In This Issue

PHMSA Posts Record Enforcement Numbers in 2012

The Department of Transportation/Pipeline Hazardous Materials Safety Administration (PHMSA) is holding operators accountable for compliance with safety rules. In its push to ensure the nation’s pipeline companies continue to enhance the safety of their systems by investing in necessary improvements, PHMSA issued 116 enforcement orders to pipeline operators in 2012, its second highest year, for problems with integrity management programs, qualified personnel, corrosion control, and a number of other possible regulatory violations identified during routine inspections and failure investigations. As a result of its enforcement efforts, PHMSA issued a record $8,748,200 in proposed fines in 2012, including its highest ever civil penalty case in response to a crude oil pipeline failure in Marshall, Michigan.
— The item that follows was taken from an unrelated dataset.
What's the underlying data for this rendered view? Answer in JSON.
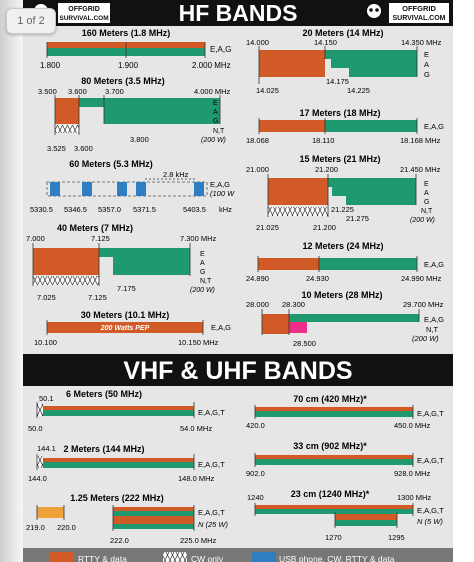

PHMSA’s number of enforcement orders issued in 2012 is just four shy of the agency’s single year record in 2011 of 120.

The Pipeline Safety, Regulatory Certainty, and Job Creation Act of 2011, was signed into law last year by President Obama. The Act doubled the maximum civil penalty amount PHMSA can issue to pipeline operators for violating pipeline safety regulations from $100,000 to $200,000 for each violation, and from $1,000,000 to $2,000,000 for a related series of violations. The Act also authorizes PHMSA to increase its federal pipeline inspector workforce.